From a food industry perspective, in addition to processing and safety challenges involved in producing low sodium foods, there is also an economic consideration. If it becomes apparent to a food manufacturer that consumers prefer a higher concentration of salt over the current concentration, salt may be added to that food at very little cost.  For example, the approximate price of salt is 34 cents/ kg, if food manufacturers wish to increase the salt concentration of bread by 5% the approximate cost would only be 0.000756 cents/100 g. Salt is very cheap and any substitute used will increase the cost of the product. Production of foods with reduced salt will require reformulation and additional associated costs of consumer testing and pilot plant tests.  Are we as consumers willing to pay the extra costs associated with reduced salt products, or are we willing to accept inferior products? Possibly not.  Are we willing to accept myriad new additives that will be needed to replace the functions of salt? Again, possibly not. While the flavour aspects of salt are undoubtedly the main reason why salt is in foods at the level it is, there are also technical reasons to maintain salt levels in foods
It is widely accepted we have a food supply that delivers to much salt for population health.  How to fix the problem is the issue.  The most effective strategy is to reduce the level of salt in manufactured foods, as they deliver 75% of dietary salt.  The food industry correctly states salt reduction is not easy to do, and there are costs involved. And we as consumers are likely unwilling to accept increased costs that will be involved with salt reduction.
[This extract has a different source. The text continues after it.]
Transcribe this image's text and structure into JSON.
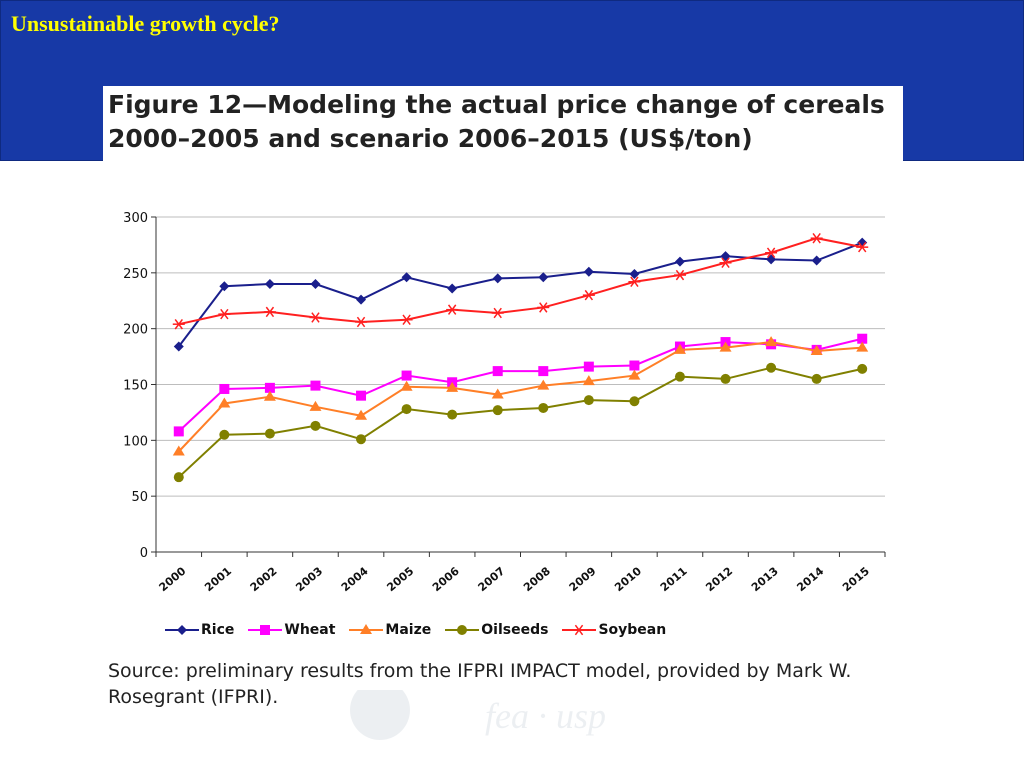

One thing for certain, the last thing we need is food manufacturers increasing the current levels of salt in foods, as AWASH reported recently.  There is no need for more salt in bread, or increased levels in cereals. If voluntary food industry targets cannot be determined or met for specific foods, the next step should be to legislate maximum levels of salt in foods.  Perhaps this is needed, if so, start with bread at a maximum level of 800mg NaCl/100g bread – this is a good compromise value, the functionality the bread matrix is maintained, taste is fine and will be a significant step forward in reducing population salt intake.
As (hopefully) explained over the past 4 blogs, salt is a problem with no easy answer.